Friday's attacks also came hours after Washington slapped sanctions on the leader of Asaib al-Haq, a powerful Iran-backed militia accused of being behind deadly sniping attacks on protesters. The U.S. Treasury sanctioned leader Qais al-Khazali, his brother Laith al-Khazali, a commander in the group, and Husain Falih Aziz al-Lami. Demonstrators feared the attacks would be followed by armed street fighting and more violence that would undermine the peaceful tone of their mass rallies.

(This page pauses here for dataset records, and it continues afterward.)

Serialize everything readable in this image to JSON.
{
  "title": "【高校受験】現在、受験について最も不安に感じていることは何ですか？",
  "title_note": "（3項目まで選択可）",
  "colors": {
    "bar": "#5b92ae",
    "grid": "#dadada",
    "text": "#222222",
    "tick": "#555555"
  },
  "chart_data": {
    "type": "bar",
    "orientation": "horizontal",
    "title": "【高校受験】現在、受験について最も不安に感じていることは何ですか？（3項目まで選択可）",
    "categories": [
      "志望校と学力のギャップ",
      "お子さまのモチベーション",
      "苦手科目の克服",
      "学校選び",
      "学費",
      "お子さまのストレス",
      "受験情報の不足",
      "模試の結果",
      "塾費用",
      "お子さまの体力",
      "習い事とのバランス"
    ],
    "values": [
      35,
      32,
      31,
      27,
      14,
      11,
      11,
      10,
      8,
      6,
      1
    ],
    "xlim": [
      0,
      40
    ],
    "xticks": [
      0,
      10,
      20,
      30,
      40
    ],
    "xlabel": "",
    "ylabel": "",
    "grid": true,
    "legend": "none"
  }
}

Anti-government activists blame the attacks on Iran-backed militias, which have staged similar assaults against protester sit-ins in the capital and the country's southern cities. On Thursday, the militias attempted to hold their own demonstration in the square to counter anti-government protesters, many of whom were attacked with knives by unknown assailants. They later withdrew. Members of the Popular Mobilization Units, an official umbrella organization comprising an array of Shiite militia groups, have said the attacks during the protests have been aimed at infiltrators of the anti-government movement who were looking to cause disturbances.

Iraqis are on the streets regardless of their sect. Both Shiites and Sunnis are protesting the government and accusing it of becoming a puppet of the Iranian regime. Southern Shiite shrine cities have become the center of the months-long protests in Iraq as unrest pits disaffected Shiite protesters against a Shiite-dominated government backed by Iran.

For the last two weeks, the center of the protests has not only been Baghdad but also the southern cities, where the Shiite majority lives. Karbala and Najaf have borne the anger of the Iraqis, despite the fact that these cities are accepted as holy sites because the murdered grandson of the Prophet Muhammad, Hussein, and some other relatives are buried there. The death toll from anti-government protests has risen to 460 since the leaderless uprising shook Iraq on Oct. 1, according to Iraq’s Independent High Commission for Human Rights. Protesters claim that the real death toll is much higher than the figure being given by authorities. The Iraqi government is accused of failing to protect its own people, meet their demands and create balanced relations with Iran.